As much as we filter, prepare, provision, powder and preen the web, not every user is able to find what they need at the right point in time across the device they prefer (or are compelled to use) in every use case. For Everlane, that’s a pain point that needs to be addressed. Why? Because it is a retail clothing company that promotes sustainability and transparency at every level… so every lost click is (in effect) a waste of user time and electronic resources too.
Looking to sharpen (pun intended) its dress sense in the search intelligence space Everlane has now worked with Algolia to grasp its end-to-end AI search and discovery platform technology. By adopting Algolia NeuralSearch, Everlane is said to be using the power of vector and keyword search with end-to-end AI processing on every search query.
Using Algolia’s AI Search, Everlane says it has achieved a 45% decrease in the return of ‘no results’ (i.e. when a customer searches for a product or service on a website and gets a zero listing result in response), which is a 5% increase in conversions and an 8% increase in its click-through rate.
“No matter what the shopper is seeking, we want them to find their choice quickly and easily – and that is what Algolia helps us do. We want to deliver a distinctive, frictionless customer experience efficiently across our digital channels,” said Rachel Maxwell, senior manager, digital merchandising at Everlane. “Algolia helped us boost our performance while reducing the engineering lift across the merchandising team. This has helped us to optimize the search function on our site.”

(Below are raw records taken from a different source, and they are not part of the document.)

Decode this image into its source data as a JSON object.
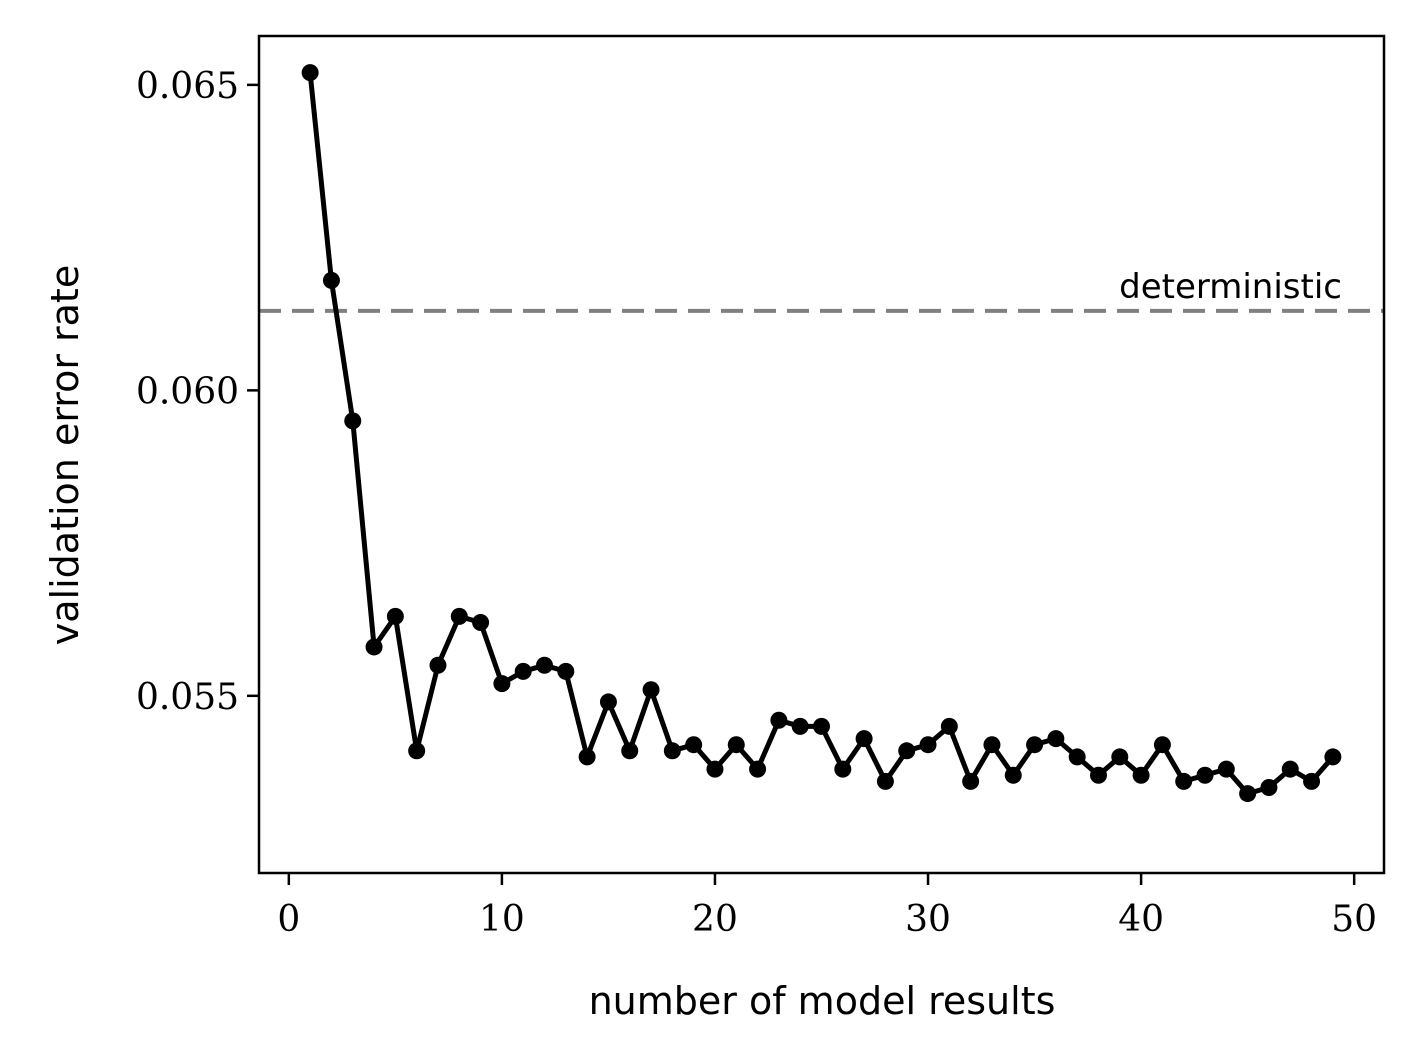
{
  "chart_data": {
    "type": "line",
    "title": "",
    "xlabel": "number of model results",
    "ylabel": "validation error rate",
    "xlim": [
      -1.4,
      51.4
    ],
    "ylim": [
      0.0521,
      0.0658
    ],
    "xticks": [
      0,
      10,
      20,
      30,
      40,
      50
    ],
    "xtick_labels": [
      "0",
      "10",
      "20",
      "30",
      "40",
      "50"
    ],
    "yticks": [
      0.055,
      0.06,
      0.065
    ],
    "ytick_labels": [
      "0.055",
      "0.060",
      "0.065"
    ],
    "grid": false,
    "series": [
      {
        "color": "#000000",
        "marker": "circle",
        "x": [
          1,
          2,
          3,
          4,
          5,
          6,
          7,
          8,
          9,
          10,
          11,
          12,
          13,
          14,
          15,
          16,
          17,
          18,
          19,
          20,
          21,
          22,
          23,
          24,
          25,
          26,
          27,
          28,
          29,
          30,
          31,
          32,
          33,
          34,
          35,
          36,
          37,
          38,
          39,
          40,
          41,
          42,
          43,
          44,
          45,
          46,
          47,
          48,
          49
        ],
        "y": [
          0.0652,
          0.0618,
          0.0595,
          0.0558,
          0.0563,
          0.0541,
          0.0555,
          0.0563,
          0.0562,
          0.0552,
          0.0554,
          0.0555,
          0.0554,
          0.054,
          0.0549,
          0.0541,
          0.0551,
          0.0541,
          0.0542,
          0.0538,
          0.0542,
          0.0538,
          0.0546,
          0.0545,
          0.0545,
          0.0538,
          0.0543,
          0.0536,
          0.0541,
          0.0542,
          0.0545,
          0.0536,
          0.0542,
          0.0537,
          0.0542,
          0.0543,
          0.054,
          0.0537,
          0.054,
          0.0537,
          0.0542,
          0.0536,
          0.0537,
          0.0538,
          0.0534,
          0.0535,
          0.0538,
          0.0536,
          0.054
        ]
      }
    ],
    "reference_line": {
      "label": "deterministic",
      "y": 0.0613,
      "style": "dashed",
      "color": "#808080"
    }
  }
}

As we know, results are important and speed is important too. According to a Deloitte Digital commissioned report that analyzed mobile site data, a seemingly negligible 0.1 second improvement in site speed generated an 8.4% increase in conversions and a 9.2% increase in average order value among retail consumers.
Manual synonym maintenance
“By using Algolia’s AI Search it has simplified data cleanup and manual synonym maintenance and meant that our lean in-house site merchandising team can focus on other priorities. Algolia’s technology has helped to streamline operations and allow our teams to focus on what truly matters—our customers,” added Maxwell.

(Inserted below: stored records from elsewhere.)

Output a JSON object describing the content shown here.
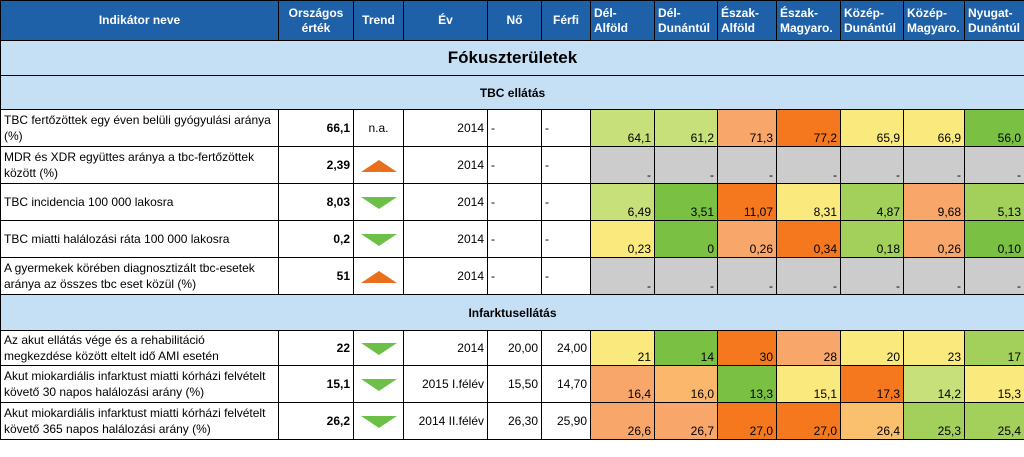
{
  "colors": {
    "header_bg": "#1f61a8",
    "section_bg": "#c5dff5",
    "trend_up": "#e8701c",
    "trend_down": "#6cc048",
    "grey": "#cccccc"
  },
  "headers": {
    "indicator": "Indikátor neve",
    "national_1": "Országos",
    "national_2": "érték",
    "trend": "Trend",
    "year": "Év",
    "female": "Nő",
    "male": "Férfi",
    "regions": [
      {
        "l1": "Dél-",
        "l2": "Alföld"
      },
      {
        "l1": "Dél-",
        "l2": "Dunántúl"
      },
      {
        "l1": "Észak-",
        "l2": "Alföld"
      },
      {
        "l1": "Észak-",
        "l2": "Magyaro."
      },
      {
        "l1": "Közép-",
        "l2": "Dunántúl"
      },
      {
        "l1": "Közép-",
        "l2": "Magyaro."
      },
      {
        "l1": "Nyugat-",
        "l2": "Dunántúl"
      }
    ]
  },
  "sections": {
    "focus": "Fókuszterületek",
    "tbc": "TBC ellátás",
    "infarct": "Infarktusellátás"
  },
  "rows": [
    {
      "name": "TBC fertőzöttek egy éven belüli gyógyulási aránya (%)",
      "national": "66,1",
      "trend": "n.a.",
      "trend_icon": "",
      "year": "2014",
      "female": "-",
      "male": "-",
      "regions": [
        {
          "v": "64,1",
          "c": "#c8e07a"
        },
        {
          "v": "61,2",
          "c": "#c8e07a"
        },
        {
          "v": "71,3",
          "c": "#f9a66a"
        },
        {
          "v": "77,2",
          "c": "#f6781e"
        },
        {
          "v": "65,9",
          "c": "#faea7e"
        },
        {
          "v": "66,9",
          "c": "#faea7e"
        },
        {
          "v": "56,0",
          "c": "#7ac143"
        }
      ]
    },
    {
      "name": "MDR és XDR együttes aránya a tbc-fertőzöttek között (%)",
      "national": "2,39",
      "trend": "",
      "trend_icon": "up",
      "year": "2014",
      "female": "-",
      "male": "-",
      "regions": [
        {
          "v": "-",
          "c": "#cccccc"
        },
        {
          "v": "-",
          "c": "#cccccc"
        },
        {
          "v": "-",
          "c": "#cccccc"
        },
        {
          "v": "-",
          "c": "#cccccc"
        },
        {
          "v": "-",
          "c": "#cccccc"
        },
        {
          "v": "-",
          "c": "#cccccc"
        },
        {
          "v": "-",
          "c": "#cccccc"
        }
      ]
    },
    {
      "name": "TBC incidencia 100 000 lakosra",
      "national": "8,03",
      "trend": "",
      "trend_icon": "down",
      "year": "2014",
      "female": "-",
      "male": "-",
      "regions": [
        {
          "v": "6,49",
          "c": "#c8e07a"
        },
        {
          "v": "3,51",
          "c": "#7ac143"
        },
        {
          "v": "11,07",
          "c": "#f6781e"
        },
        {
          "v": "8,31",
          "c": "#faea7e"
        },
        {
          "v": "4,87",
          "c": "#a2d05a"
        },
        {
          "v": "9,68",
          "c": "#f9a66a"
        },
        {
          "v": "5,13",
          "c": "#a2d05a"
        }
      ]
    },
    {
      "name": "TBC miatti halálozási ráta 100 000 lakosra",
      "national": "0,2",
      "trend": "",
      "trend_icon": "down",
      "year": "2014",
      "female": "-",
      "male": "-",
      "regions": [
        {
          "v": "0,23",
          "c": "#faea7e"
        },
        {
          "v": "0",
          "c": "#7ac143"
        },
        {
          "v": "0,26",
          "c": "#f9a66a"
        },
        {
          "v": "0,34",
          "c": "#f6781e"
        },
        {
          "v": "0,18",
          "c": "#a2d05a"
        },
        {
          "v": "0,26",
          "c": "#f9a66a"
        },
        {
          "v": "0,10",
          "c": "#7ac143"
        }
      ]
    },
    {
      "name": "A gyermekek körében diagnosztizált tbc-esetek aránya az összes tbc eset közül (%)",
      "national": "51",
      "trend": "",
      "trend_icon": "up",
      "year": "2014",
      "female": "-",
      "male": "-",
      "regions": [
        {
          "v": "-",
          "c": "#cccccc"
        },
        {
          "v": "-",
          "c": "#cccccc"
        },
        {
          "v": "-",
          "c": "#cccccc"
        },
        {
          "v": "-",
          "c": "#cccccc"
        },
        {
          "v": "-",
          "c": "#cccccc"
        },
        {
          "v": "-",
          "c": "#cccccc"
        },
        {
          "v": "-",
          "c": "#cccccc"
        }
      ]
    },
    {
      "name": "Az akut ellátás vége és a rehabilitáció megkezdése között eltelt idő AMI esetén",
      "national": "22",
      "trend": "",
      "trend_icon": "down",
      "year": "2014",
      "female": "20,00",
      "male": "24,00",
      "regions": [
        {
          "v": "21",
          "c": "#faea7e"
        },
        {
          "v": "14",
          "c": "#7ac143"
        },
        {
          "v": "30",
          "c": "#f6781e"
        },
        {
          "v": "28",
          "c": "#f9a66a"
        },
        {
          "v": "20",
          "c": "#faea7e"
        },
        {
          "v": "23",
          "c": "#faea7e"
        },
        {
          "v": "17",
          "c": "#a2d05a"
        }
      ]
    },
    {
      "name": "Akut miokardiális infarktust miatti kórházi felvételt követő 30 napos halálozási arány (%)",
      "national": "15,1",
      "trend": "",
      "trend_icon": "down",
      "year": "2015 I.félév",
      "female": "15,50",
      "male": "14,70",
      "regions": [
        {
          "v": "16,4",
          "c": "#f9a66a"
        },
        {
          "v": "16,0",
          "c": "#fbb86d"
        },
        {
          "v": "13,3",
          "c": "#7ac143"
        },
        {
          "v": "15,1",
          "c": "#faea7e"
        },
        {
          "v": "17,3",
          "c": "#f6781e"
        },
        {
          "v": "14,2",
          "c": "#c8e07a"
        },
        {
          "v": "15,3",
          "c": "#faea7e"
        }
      ]
    },
    {
      "name": "Akut miokardiális infarktust miatti kórházi felvételt követő 365 napos halálozási arány (%)",
      "national": "26,2",
      "trend": "",
      "trend_icon": "down",
      "year": "2014 II.félév",
      "female": "26,30",
      "male": "25,90",
      "regions": [
        {
          "v": "26,6",
          "c": "#f9a66a"
        },
        {
          "v": "26,7",
          "c": "#f9a66a"
        },
        {
          "v": "27,0",
          "c": "#f6781e"
        },
        {
          "v": "27,0",
          "c": "#f6781e"
        },
        {
          "v": "26,4",
          "c": "#fbc06e"
        },
        {
          "v": "25,3",
          "c": "#a2d05a"
        },
        {
          "v": "25,4",
          "c": "#a2d05a"
        }
      ]
    }
  ]
}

Through the prowess of Natural Language Understanding (NLU), automatic vectorization, adaptive learning and what are known as ‘ingenious query suggestions’, Everlane’s e-commerce platform now deciphers even the most complex, long tail queries. These are the queries that reflect the way people speak and think – conversational, dynamic and real. In fact, they constitute a staggering 55% of searches.
“Gone are the days of grappling with unwieldy data cleanup and laborious manual synonym maintenance. The introduction of Algolia’s AI Search has orchestrated a paradigm shift, liberating Everlane’s lean merchandising team from this time-consuming ordeal. It’s a testament to how Algolia’s technology, when wielded with precision, can streamline operations and allow teams to focus on what truly matters – nurturing and delighting customers,” added Maxwell.
Since NeuralSearch became part of its strategy, Everlane no longer has to spend time and resources cleaning up its data. The day-in and day-out maintenance across all teams is significantly reduced.
“We are thrilled to partner with Everlane, a trailblazer in the fashion industry. Their commitment to sustainability, creativity and excellence aligns seamlessly with our own ethos of pushing boundaries and delivering unparalleled customer experiences,” said Bernadette Nixon, CEO, Algolia. “Everlane’s voyage with Algolia AI Search is not just a tech upgrade; it’s an embrace of a future where retail seamlessly blends with technology, making every search a delightful journey for the discerning shopper.”
Within Algolia’s end-to-end AI Search and Discovery platform, the company’s engineers invented a breakthrough use of AI to create exponentially better search & discovery. Algolia’s proprietary NeuralSearch tech combines vector-based natural language processing & keyword matching in a single API.